Le Conseil d’État a rendu une décision importante le 15 mai 2025 (n° 494887) concernant l’appréciation des délais accordés aux entreprises pour réaliser des traitements informatiques lors d’un contrôle fiscal. Cette décision illustre le pouvoir souverain des juges du fond dans l’évaluation de la suffisance du délai imparti par l’administration.
Contexte juridique
L’article L. 47 A II du Livre des Procédures Fiscales (LPF) prévoit trois options pour les contribuables face à une demande de traitements informatiques :
- Réalisation des travaux par l’administration sur le matériel de l’entreprise
- Réalisation par l’entreprise elle-même des extractions de fichiers et des traitements
- Transmission des extractions de fichiers au service vérificateur pour qu’il réalise les traitements du bureau
Les délais laissés à l’entreprise sont variables selon l’option choisie. L’option a) n’a pas de délai défini puisque c’est le vérificateur qui fait les extractions et les traitements sur le matériel de l’entreprise, l’administration ne se fixant pas ainsi des délais à elle-même. L’option c) est la plus contraignante puisque le délai pour remettre les données est un délai strict de 15 jours. L’option b) est ainsi la plus souple puisqu’aucun délai n’est fixé dans la loi, le temps laissé à l’entreprise pour la réalisation des traitements étant fixé par l’administration après qu’elle ait précisé par écrit les travaux à réaliser, au cas par cas, en fonction du dialogue avec l’entreprise et de la difficulté des traitements.
Enseignements de la décision
Dans cette affaire, une société avait choisi le 20 avril de réaliser elle-même les traitements. Le 27 avril, l’administration lui notifiait :
- Des résultats attendus pour le 17 mai (soit trois petites semaines)
- L’obligation de signaler rapidement toute difficulté
Si le détail et la complexité des traitements demandés n’est pas connu, le délai de trois semaines peut être considéré comme assez court.
La société remit ses résultats le 9 juin, soit trois semaines après l’échéance. Le Conseil d’État a validé la décision des juges du fond qui avaient estimé que :
- L’administration avait pris en compte les résultats transmis tardivement
- La société n’avait signalé aucune difficulté pendant la réalisation
- Le vérificateur avait demandé des compléments le 22 juin
Portée pratique et recommandations pour les contribuables
Cette décision confirme un principe essentiel, le pouvoir souverain des juges.
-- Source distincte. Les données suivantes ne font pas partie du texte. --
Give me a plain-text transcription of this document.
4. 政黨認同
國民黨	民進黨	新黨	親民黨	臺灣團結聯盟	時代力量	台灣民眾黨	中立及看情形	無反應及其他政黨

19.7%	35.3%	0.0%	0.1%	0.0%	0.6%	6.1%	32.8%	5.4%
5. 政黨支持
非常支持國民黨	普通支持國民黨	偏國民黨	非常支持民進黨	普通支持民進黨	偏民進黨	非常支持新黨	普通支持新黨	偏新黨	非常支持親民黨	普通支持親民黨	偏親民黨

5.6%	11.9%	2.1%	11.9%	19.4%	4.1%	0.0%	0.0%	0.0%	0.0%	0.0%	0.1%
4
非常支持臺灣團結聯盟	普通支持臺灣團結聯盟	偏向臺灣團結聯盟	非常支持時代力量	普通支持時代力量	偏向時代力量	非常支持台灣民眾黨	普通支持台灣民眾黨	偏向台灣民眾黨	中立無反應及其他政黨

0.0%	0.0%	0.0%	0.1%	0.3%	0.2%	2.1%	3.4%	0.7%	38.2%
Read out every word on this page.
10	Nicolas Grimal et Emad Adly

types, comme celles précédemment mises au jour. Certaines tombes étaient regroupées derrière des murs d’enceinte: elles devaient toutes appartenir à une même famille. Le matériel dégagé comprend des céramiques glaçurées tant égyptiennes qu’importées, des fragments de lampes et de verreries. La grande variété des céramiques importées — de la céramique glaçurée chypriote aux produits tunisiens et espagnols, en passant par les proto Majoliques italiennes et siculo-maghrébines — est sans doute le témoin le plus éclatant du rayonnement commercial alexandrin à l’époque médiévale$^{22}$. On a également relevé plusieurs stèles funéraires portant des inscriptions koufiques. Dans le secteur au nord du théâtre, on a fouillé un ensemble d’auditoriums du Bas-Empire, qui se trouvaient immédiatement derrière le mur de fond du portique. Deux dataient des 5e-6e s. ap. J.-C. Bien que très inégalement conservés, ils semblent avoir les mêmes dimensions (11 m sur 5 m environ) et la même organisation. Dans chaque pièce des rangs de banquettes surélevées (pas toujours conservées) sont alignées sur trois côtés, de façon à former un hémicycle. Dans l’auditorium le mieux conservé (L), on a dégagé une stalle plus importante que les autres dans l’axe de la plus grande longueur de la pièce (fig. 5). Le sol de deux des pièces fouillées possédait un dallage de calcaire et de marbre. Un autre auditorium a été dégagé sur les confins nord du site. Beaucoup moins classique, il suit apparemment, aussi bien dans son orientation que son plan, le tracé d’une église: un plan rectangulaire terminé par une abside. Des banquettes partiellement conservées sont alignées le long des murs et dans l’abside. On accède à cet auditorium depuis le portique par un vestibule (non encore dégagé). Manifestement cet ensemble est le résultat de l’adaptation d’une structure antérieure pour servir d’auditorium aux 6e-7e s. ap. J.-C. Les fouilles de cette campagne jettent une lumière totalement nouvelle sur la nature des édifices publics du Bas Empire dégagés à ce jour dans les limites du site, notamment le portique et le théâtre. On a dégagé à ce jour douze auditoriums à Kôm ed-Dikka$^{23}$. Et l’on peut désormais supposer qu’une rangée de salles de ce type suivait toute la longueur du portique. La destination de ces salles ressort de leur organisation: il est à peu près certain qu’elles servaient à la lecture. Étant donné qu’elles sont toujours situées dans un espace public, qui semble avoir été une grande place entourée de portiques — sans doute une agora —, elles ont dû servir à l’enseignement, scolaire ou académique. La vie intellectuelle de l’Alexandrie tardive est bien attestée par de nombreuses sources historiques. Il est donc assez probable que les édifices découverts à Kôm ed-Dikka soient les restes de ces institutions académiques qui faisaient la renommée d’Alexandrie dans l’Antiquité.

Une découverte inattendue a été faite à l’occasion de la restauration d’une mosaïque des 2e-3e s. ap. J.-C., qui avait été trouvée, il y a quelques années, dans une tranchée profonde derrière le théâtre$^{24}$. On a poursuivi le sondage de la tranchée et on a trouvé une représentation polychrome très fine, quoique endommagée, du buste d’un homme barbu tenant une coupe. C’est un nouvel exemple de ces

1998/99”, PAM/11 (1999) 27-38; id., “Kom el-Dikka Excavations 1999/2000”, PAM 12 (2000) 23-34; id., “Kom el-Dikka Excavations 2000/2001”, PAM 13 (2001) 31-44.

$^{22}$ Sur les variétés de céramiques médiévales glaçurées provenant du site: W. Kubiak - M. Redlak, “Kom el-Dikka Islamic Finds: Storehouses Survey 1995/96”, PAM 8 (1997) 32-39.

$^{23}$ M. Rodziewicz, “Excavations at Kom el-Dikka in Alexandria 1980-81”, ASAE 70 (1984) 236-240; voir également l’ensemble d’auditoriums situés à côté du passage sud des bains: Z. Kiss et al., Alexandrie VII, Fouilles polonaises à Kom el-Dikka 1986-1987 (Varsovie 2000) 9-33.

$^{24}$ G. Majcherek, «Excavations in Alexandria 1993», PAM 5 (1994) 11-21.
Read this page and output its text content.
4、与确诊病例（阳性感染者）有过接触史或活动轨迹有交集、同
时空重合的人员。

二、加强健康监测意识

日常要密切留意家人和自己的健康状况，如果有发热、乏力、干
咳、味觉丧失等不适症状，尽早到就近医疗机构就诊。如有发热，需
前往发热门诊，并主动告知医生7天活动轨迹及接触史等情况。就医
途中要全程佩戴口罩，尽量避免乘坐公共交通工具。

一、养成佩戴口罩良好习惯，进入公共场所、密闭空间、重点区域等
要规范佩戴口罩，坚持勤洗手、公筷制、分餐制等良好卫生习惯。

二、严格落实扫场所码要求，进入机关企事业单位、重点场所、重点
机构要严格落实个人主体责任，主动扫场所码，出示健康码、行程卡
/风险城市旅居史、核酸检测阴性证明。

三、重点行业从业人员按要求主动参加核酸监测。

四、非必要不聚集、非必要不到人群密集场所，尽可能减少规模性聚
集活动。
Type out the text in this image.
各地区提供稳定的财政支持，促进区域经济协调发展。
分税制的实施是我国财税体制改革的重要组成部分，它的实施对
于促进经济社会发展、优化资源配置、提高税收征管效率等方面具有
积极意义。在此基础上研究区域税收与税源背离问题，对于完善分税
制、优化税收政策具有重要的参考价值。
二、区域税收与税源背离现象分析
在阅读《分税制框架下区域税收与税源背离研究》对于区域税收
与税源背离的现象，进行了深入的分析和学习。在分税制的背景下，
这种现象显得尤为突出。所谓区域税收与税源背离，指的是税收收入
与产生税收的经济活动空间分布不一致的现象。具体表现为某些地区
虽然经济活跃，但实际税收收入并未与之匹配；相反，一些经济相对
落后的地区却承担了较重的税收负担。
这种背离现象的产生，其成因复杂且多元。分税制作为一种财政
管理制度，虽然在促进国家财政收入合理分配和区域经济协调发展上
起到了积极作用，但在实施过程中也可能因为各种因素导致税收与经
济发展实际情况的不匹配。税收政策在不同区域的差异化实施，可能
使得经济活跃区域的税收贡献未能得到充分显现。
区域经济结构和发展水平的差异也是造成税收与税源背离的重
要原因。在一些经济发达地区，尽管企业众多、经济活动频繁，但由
En effet, l’appréciation de la suffisance du délai relève de l’examen concret des circonstances par les juges du fond lorsque ce délai n’est pas fixé par la loi.
Ainsi, il est fortement recommandé aux contribuables dans cette situation de maintenir le dialogue avec l’administration. La demande de traitements doit être discutée en amont, les difficultés et délais prévisionnels partagés avec les vérificateurs, et toute difficulté ou incompréhension dans la réalisation des traitements demandés doit être signalée immédiatement pour permettre un réajustement des délais.
Ces discussions seront de préférence confirmées par écrit pour en garder la trace.
En outre, le contribuable conserve la possibilité de changer d’option jusqu’à l’expiration du délai initialement fixé.
S’il est le plus souvent préférable de choisir l’option b comme une décision stratégique pour garder la main sur les traitements, il est cependant essentiel d’évaluer de manière réaliste les capacités techniques internes et les délais nécessaires pour extraire les données et réaliser les traitements. La réactivité des équipes en interne, l’assistance d’un prestataire, la disponibilité et la qualité des données, la complexité des traitements demandés, tous ces paramètres doivent être pris en compte.
Et surtout, cette décision renforce l’importance d’un dialogue constructif avec l’administration fiscale, où la formalisation écrite des difficultés et des demandes d’ajustement devient un élément clé de la défense du contribuable.